Stephen Little Reporter London 19 February 2014

Fears Grow Over China, Europe, US Hold Firm - BoA Merrill Lynch

Sentiment toward developed world equities remains strong, despite growing fears of a hard landing for China’s economy have further marginalised emerging market equities, according to the latest fund manager survey by Bank of America Merrill Lynch.

Sentiment toward developed world equities remains strong, despite growing fears of a hard landing for China’s economy that have further marginalised emerging market equities, according to the latest fund manager survey by Bank of America Merrill Lynch.

The survey revealed that nearly half of respondents (46 per cent) believe that a China hard landing and commodity collapse represents the biggest tail risk to the global economy, compared to 37 per cent in January and 26 per cent in December.

A total of 222 panellists with $591 billion of assets under management participated in the survey from 7 February to 13 February 2014. A total of 175 managers, managing $456 billion, participated in the global survey, while 110 managers, managing $249 billion, took part in the regional surveys.

The survey found that belief in global economic growth has moderated, with 56 per cent of those polled expecting the global economy to strengthen in the coming 12 months, down 19 percentage points from 75 per cent last month.

Global equity allocations are down, with 45 per cent of respondents saying they are overweight equities, down from 55 per cent in January. Average cash balances have increased to their highest level since July 2012 to 4.8 per cent of portfolios, up from 4.5 per cent.

Emerging markets

Regional data showed that concerns are focused on global emerging markets, while optimism towards Europe and the US remains strong.

Allocations to global emerging markets reached a record low with 29 per cent of respondents underweight in the region.

While allocations to global emerging markets reached a record low, allocations to banks by respondents to the global survey have reached a record high.
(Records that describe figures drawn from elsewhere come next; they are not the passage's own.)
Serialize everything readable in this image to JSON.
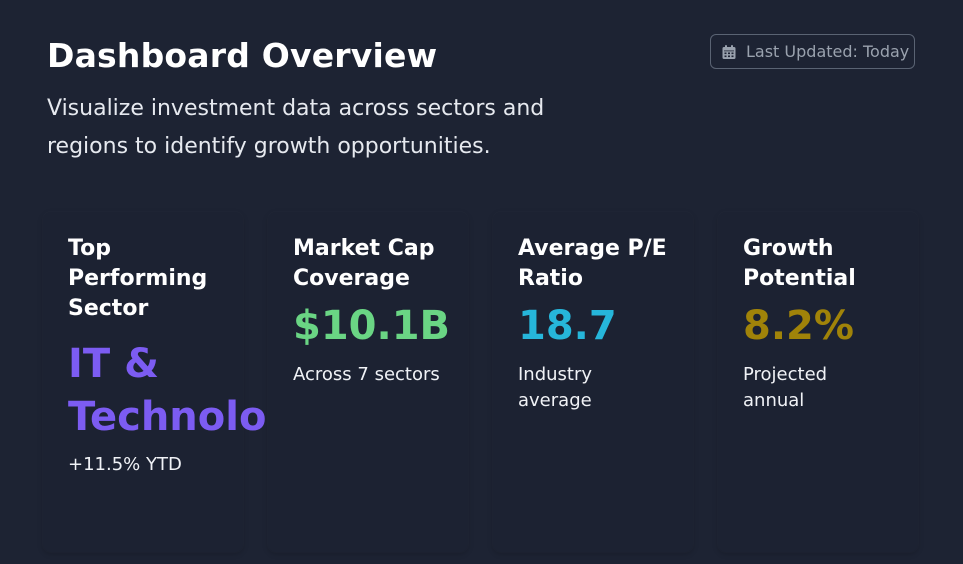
{
  "header": {
    "title": "Dashboard Overview",
    "subtitle": "Visualize investment data across sectors and regions to identify growth opportunities.",
    "last_updated": "Last Updated: Today",
    "last_updated_icon": "calendar-icon"
  },
  "cards": [
    {
      "label": "Top Performing Sector",
      "value": "IT & Technology",
      "note": "+11.5% YTD",
      "color": "#7c5cf2"
    },
    {
      "label": "Market Cap Coverage",
      "value": "$10.1B",
      "note": "Across 7 sectors",
      "color": "#6ad584"
    },
    {
      "label": "Average P/E Ratio",
      "value": "18.7",
      "note": "Industry average",
      "color": "#26b6da"
    },
    {
      "label": "Growth Potential",
      "value": "8.2%",
      "note": "Projected annual",
      "color": "#a08309"
    }
  ]
}
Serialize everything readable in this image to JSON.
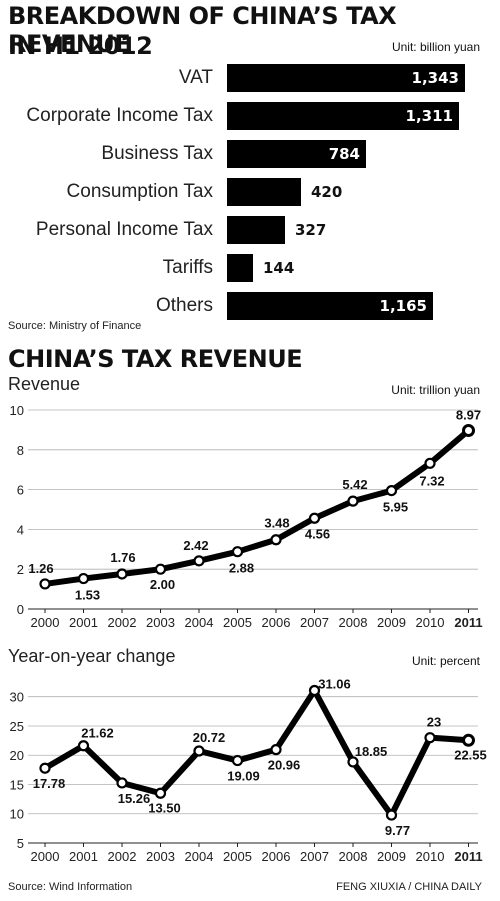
{
  "section1": {
    "title_line1": "BREAKDOWN OF CHINA’S TAX REVENUE",
    "title_line2": "IN H1 2012",
    "unit": "Unit: billion yuan",
    "source": "Source: Ministry of Finance"
  },
  "section2": {
    "title": "CHINA’S TAX REVENUE",
    "revenue_label": "Revenue",
    "revenue_unit": "Unit: trillion yuan",
    "yoy_label": "Year-on-year change",
    "yoy_unit": "Unit: percent",
    "source": "Source: Wind Information",
    "credit": "FENG XIUXIA / CHINA DAILY"
  },
  "colors": {
    "bar": "#000000",
    "line": "#000000",
    "marker_fill": "#ffffff",
    "grid": "#b0b0b0"
  },
  "chart_data": [
    {
      "type": "bar",
      "orientation": "horizontal",
      "categories": [
        "VAT",
        "Corporate Income Tax",
        "Business Tax",
        "Consumption Tax",
        "Personal Income Tax",
        "Tariffs",
        "Others"
      ],
      "values": [
        1343,
        1311,
        784,
        420,
        327,
        144,
        1165
      ],
      "value_labels": [
        "1,343",
        "1,311",
        "784",
        "420",
        "327",
        "144",
        "1,165"
      ],
      "xlim": [
        0,
        1400
      ]
    },
    {
      "type": "line",
      "x": [
        "2000",
        "2001",
        "2002",
        "2003",
        "2004",
        "2005",
        "2006",
        "2007",
        "2008",
        "2009",
        "2010",
        "2011"
      ],
      "values": [
        1.26,
        1.53,
        1.76,
        2.0,
        2.42,
        2.88,
        3.48,
        4.56,
        5.42,
        5.95,
        7.32,
        8.97
      ],
      "value_labels": [
        "1.26",
        "1.53",
        "1.76",
        "2.00",
        "2.42",
        "2.88",
        "3.48",
        "4.56",
        "5.42",
        "5.95",
        "7.32",
        "8.97"
      ],
      "ylim": [
        0,
        10
      ],
      "yticks": [
        "0",
        "2",
        "4",
        "6",
        "8",
        "10"
      ],
      "grid": true
    },
    {
      "type": "line",
      "x": [
        "2000",
        "2001",
        "2002",
        "2003",
        "2004",
        "2005",
        "2006",
        "2007",
        "2008",
        "2009",
        "2010",
        "2011"
      ],
      "values": [
        17.78,
        21.62,
        15.26,
        13.5,
        20.72,
        19.09,
        20.96,
        31.06,
        18.85,
        9.77,
        23,
        22.55
      ],
      "value_labels": [
        "17.78",
        "21.62",
        "15.26",
        "13.50",
        "20.72",
        "19.09",
        "20.96",
        "31.06",
        "18.85",
        "9.77",
        "23",
        "22.55"
      ],
      "ylim": [
        5,
        32
      ],
      "yticks": [
        "5",
        "10",
        "15",
        "20",
        "25",
        "30"
      ],
      "grid": true
    }
  ]
}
A net 28 per cent said they are overweight banks, a significant swing since January when 16 per cent were overweight.

The number of investors seeking to underweight the region in the coming year has eased slightly, with 24 per cent of global investors saying they would like to underweight global emerging markets in the next 12 months, down from 28 per cent in January.

European equities

Europe has ranked as the most preferred region for six months and belief continues to grow in Europe’s profit outlook.

The survey revealed that 40 per cent of the respondents believe Europe is the region they would most like to overweight over the coming 12 months.

A net 12 per cent of the global panel said that Europe is the region in which the profit outlook appears the most favourable, up from 8 per cent a month ago.

Within Europe, 70 per cent of respondents to the regional survey expect better profits in the year ahead, up from a 59 per cent last month, while 11 per cent of respondents are overweight the US, up from 5 per cent last month.

“Investors remain firmly bullish towards developed markets and Europe in particular. But we would caution that current valuations in Europe already fully price in the region’s growth outlook,” said John Bilton, European investment strategist.

While cash levels accumulate in investors’ portfolios, the survey shows a new record number of investors demanding corporates put their cash to work in the real economy.

According to the survey, the proportion of investors saying that companies are under-investing has climbed to 69 per cent, up 2 per cent from last month.

The spread between investors wanting corporate to increase capital expenditure rather than return cash to shareholders remains at a record high, with 58 per cent of investors wanting to see more capital expenditure, while 25 per cent opt for dividends and buybacks, a spread of 33 percentage points.